Aguelmane Azigza, the deep lake you pass on the way south, is sitting in a collapsed volcanic crater. Local fishermen have been casting lines into it for centuries. They call it the lake. They are not wrong.

Timahdite the town is famous for its sheep — a long-horned breed whose wool goes into a significant share of Morocco's domestic textiles — and for being the coldest place in the country. Minus ten in January is not unusual. Minus fifteen has happened. The town sits at 1,800 metres on a volcanic plateau and nobody built it for warmth.

The last eruption here was in the Pleistocene. Nothing is coming.
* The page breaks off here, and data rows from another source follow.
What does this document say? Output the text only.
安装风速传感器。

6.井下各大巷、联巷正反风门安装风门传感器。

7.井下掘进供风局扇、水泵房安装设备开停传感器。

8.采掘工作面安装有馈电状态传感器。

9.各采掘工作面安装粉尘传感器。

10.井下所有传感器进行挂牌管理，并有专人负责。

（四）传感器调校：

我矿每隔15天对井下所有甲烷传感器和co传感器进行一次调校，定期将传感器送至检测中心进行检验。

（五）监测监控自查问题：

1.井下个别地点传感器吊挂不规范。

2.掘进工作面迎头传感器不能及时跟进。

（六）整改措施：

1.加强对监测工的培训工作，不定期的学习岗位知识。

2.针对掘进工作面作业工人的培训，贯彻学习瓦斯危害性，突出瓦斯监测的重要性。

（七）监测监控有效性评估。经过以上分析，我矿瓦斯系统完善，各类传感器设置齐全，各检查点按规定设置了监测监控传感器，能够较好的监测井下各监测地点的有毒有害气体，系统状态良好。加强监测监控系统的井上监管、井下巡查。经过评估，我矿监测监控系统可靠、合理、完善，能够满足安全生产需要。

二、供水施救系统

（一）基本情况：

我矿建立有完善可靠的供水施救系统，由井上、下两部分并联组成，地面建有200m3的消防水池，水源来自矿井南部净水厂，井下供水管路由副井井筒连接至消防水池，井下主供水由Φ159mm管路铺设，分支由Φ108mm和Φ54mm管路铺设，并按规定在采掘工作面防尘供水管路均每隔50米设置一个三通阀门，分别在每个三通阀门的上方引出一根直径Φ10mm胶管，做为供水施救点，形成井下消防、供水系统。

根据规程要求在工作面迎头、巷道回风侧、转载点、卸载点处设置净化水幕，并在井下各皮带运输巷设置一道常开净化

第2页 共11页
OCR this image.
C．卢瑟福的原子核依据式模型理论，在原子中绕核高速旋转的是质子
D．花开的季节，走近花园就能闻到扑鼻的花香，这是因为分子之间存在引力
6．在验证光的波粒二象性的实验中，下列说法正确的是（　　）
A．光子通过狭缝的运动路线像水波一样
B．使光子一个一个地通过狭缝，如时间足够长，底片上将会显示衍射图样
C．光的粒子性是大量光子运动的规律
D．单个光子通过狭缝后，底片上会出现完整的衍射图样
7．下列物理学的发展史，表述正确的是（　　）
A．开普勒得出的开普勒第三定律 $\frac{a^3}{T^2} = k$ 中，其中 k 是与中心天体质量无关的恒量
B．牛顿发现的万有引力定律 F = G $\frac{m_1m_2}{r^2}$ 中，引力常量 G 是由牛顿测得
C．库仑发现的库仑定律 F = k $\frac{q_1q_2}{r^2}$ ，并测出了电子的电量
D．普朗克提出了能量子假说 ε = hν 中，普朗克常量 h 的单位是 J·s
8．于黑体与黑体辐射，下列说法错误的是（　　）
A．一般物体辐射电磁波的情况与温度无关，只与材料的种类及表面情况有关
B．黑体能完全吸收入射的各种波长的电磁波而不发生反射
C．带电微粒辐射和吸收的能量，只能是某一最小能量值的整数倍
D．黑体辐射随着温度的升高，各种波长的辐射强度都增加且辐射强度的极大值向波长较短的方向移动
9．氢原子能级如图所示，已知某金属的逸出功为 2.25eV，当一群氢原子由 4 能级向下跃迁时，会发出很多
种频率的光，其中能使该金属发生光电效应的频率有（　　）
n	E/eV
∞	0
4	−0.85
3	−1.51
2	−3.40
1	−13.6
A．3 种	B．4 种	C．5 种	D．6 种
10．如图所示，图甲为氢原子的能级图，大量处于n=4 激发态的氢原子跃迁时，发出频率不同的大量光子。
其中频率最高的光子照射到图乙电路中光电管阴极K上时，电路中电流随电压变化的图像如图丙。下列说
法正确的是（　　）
But the next time you drive through the cedar forest and the macaque puts its hand through your window, consider that the ground you are parked on was, not so long ago in geological terms, on fire.


The Facts

  • — The Timahdite maar was formed when rising magma hit underground water and exploded upward — The Azrou-Timahdite plateau is a Quaternary volcanic province — same geological era as early humans — Aguelmane Azigza lake sits inside a collapsed volcanic crater — Timahdite regularly records Morocco's lowest temperatures — below -10°C in winter, -15°C recorded — Timahdite sheep are a distinct long-horned breed — their wool supplies a large share of Moroccan domestic textiles — Last volcanic activity: the Pleistocene, ended roughly 11,700 years ago — The dark rocks along the Azrou road are basalt from ancient lava flows

Sources

  • El Azzouzi, M. et al. "Plio-Quaternary volcanism in Morocco." Journal of African Earth Sciences, 2010.
  • Harmand, C. and Cantagrel, J.M. "Le volcanisme alcalin du Moyen Atlas." Bulletin of Volcanology, 1984.
  • Charriere, A. "Héritage hercynien et évolution géodynamique alpine." PhD thesis, University of Toulouse, 1990.